I told J about Stalker last night. I've written this post maybe three times and now I think I'm just basically going to say this: I finally told J and he wasn't mad at me though he would like to beat the piss out of Stalker. He is, of course, very concerned and I had to explain all of the options I have and how I'm not going to just let things happen.
I felt better for telling him and realized that I think the anger I've been feeling the last few days has been because of the recent events (the 1 a.m. email and the coming to my cubicle for no real reason). I've been put on high alert again after I finally managed to calm down. Hunter knows all about it but he isn't here and can't really help me. No one else in my company knows from me (I'm certain one guy knows from Stalker but I don't know who else he might have spoken with). So I've been on edge and nervous and uncertain without any back up. Now I have J and I don't have to worry so much any more about not having told him.
I didn't go into detail (I prefer not to relive every single moment of my life after all), but I told him the basics and let him know that this did not just affect me but my friend.

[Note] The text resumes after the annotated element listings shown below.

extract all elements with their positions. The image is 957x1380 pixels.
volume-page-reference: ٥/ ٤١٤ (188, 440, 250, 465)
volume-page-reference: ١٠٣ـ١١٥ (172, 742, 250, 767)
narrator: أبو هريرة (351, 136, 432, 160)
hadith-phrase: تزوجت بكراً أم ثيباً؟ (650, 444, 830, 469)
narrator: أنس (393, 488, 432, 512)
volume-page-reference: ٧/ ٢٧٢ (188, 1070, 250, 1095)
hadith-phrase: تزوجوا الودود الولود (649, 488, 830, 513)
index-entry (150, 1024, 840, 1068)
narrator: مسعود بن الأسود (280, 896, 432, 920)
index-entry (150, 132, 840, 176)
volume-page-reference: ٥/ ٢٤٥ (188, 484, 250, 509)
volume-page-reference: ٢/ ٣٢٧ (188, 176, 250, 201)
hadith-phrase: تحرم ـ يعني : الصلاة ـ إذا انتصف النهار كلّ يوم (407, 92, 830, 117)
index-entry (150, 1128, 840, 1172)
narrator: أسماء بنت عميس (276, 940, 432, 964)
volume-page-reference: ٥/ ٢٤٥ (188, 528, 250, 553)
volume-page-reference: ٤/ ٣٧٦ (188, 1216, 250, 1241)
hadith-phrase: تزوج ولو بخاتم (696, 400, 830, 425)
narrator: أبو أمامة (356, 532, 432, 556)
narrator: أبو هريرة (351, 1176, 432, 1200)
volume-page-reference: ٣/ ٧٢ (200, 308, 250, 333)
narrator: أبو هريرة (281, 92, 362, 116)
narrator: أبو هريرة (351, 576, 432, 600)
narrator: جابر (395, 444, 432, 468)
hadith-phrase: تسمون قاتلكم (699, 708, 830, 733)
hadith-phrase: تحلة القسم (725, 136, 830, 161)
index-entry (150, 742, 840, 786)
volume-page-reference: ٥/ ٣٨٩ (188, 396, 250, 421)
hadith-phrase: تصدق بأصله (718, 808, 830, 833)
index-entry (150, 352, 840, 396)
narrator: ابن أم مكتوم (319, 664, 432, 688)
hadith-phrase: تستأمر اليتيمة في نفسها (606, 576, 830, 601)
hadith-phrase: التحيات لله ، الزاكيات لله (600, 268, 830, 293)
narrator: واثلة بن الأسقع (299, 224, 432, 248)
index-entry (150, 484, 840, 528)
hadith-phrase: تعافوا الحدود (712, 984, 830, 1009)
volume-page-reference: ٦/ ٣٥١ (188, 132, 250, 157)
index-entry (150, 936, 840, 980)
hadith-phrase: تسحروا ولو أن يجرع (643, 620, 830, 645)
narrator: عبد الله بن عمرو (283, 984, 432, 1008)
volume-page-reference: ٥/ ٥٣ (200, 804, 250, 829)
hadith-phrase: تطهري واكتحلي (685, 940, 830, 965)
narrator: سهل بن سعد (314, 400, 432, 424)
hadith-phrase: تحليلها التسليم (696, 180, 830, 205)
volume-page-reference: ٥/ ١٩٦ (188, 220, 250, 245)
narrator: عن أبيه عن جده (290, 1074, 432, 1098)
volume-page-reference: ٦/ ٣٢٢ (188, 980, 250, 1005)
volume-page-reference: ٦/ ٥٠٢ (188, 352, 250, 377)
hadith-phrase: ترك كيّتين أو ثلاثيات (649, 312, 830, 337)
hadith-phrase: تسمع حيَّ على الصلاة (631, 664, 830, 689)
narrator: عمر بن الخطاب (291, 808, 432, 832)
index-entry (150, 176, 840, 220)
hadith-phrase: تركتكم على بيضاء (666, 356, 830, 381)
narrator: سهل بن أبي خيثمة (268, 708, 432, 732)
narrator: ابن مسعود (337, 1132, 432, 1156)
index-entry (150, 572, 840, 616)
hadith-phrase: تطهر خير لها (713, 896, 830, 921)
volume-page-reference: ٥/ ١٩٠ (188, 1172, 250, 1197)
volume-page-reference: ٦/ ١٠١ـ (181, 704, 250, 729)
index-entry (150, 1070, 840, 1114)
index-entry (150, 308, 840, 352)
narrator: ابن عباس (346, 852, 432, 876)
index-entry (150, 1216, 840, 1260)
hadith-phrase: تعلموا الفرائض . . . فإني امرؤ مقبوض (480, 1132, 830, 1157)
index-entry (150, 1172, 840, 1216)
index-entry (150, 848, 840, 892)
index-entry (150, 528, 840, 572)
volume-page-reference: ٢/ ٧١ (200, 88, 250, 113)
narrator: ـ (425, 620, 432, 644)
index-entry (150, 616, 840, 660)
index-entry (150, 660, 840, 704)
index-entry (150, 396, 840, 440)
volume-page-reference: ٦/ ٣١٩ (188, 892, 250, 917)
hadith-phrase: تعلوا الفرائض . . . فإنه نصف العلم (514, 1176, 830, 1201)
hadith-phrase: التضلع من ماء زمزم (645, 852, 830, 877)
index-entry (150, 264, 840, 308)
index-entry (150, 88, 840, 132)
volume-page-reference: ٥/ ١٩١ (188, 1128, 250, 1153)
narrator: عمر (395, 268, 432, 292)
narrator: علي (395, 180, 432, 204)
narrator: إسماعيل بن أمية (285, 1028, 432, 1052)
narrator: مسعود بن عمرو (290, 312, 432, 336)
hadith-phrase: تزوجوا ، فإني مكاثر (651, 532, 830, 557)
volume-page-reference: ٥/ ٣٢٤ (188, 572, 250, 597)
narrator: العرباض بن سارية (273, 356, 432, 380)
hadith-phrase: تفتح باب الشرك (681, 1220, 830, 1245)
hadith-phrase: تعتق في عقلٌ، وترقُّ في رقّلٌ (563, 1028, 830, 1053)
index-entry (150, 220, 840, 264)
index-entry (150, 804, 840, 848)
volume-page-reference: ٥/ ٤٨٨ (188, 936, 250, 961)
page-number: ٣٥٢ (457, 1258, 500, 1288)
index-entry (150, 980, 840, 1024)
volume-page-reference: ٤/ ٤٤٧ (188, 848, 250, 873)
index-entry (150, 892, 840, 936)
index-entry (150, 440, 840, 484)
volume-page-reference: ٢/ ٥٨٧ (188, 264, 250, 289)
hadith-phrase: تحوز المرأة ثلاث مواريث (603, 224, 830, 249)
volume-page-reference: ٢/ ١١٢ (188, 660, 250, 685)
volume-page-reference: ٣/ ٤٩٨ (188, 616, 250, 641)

He convinced me that I needed to tell someone in my office so I emailed my old boss late in the evening. I sent her a very black and white, dry, sterile account of what happened and explained that I just needed someone in the office to have documentation of it. Because what if Stalker decides to try to cause problems for me at my job? I don't think he will but then, I never thought he'd abuse his position and access my email in order to harass me so who knows?
So the secret is sort of out and I'm nervous about how old boss will handle it but I think it was for the best. I also hope, sincerely, that I don't ever waste another post on that mother fucker.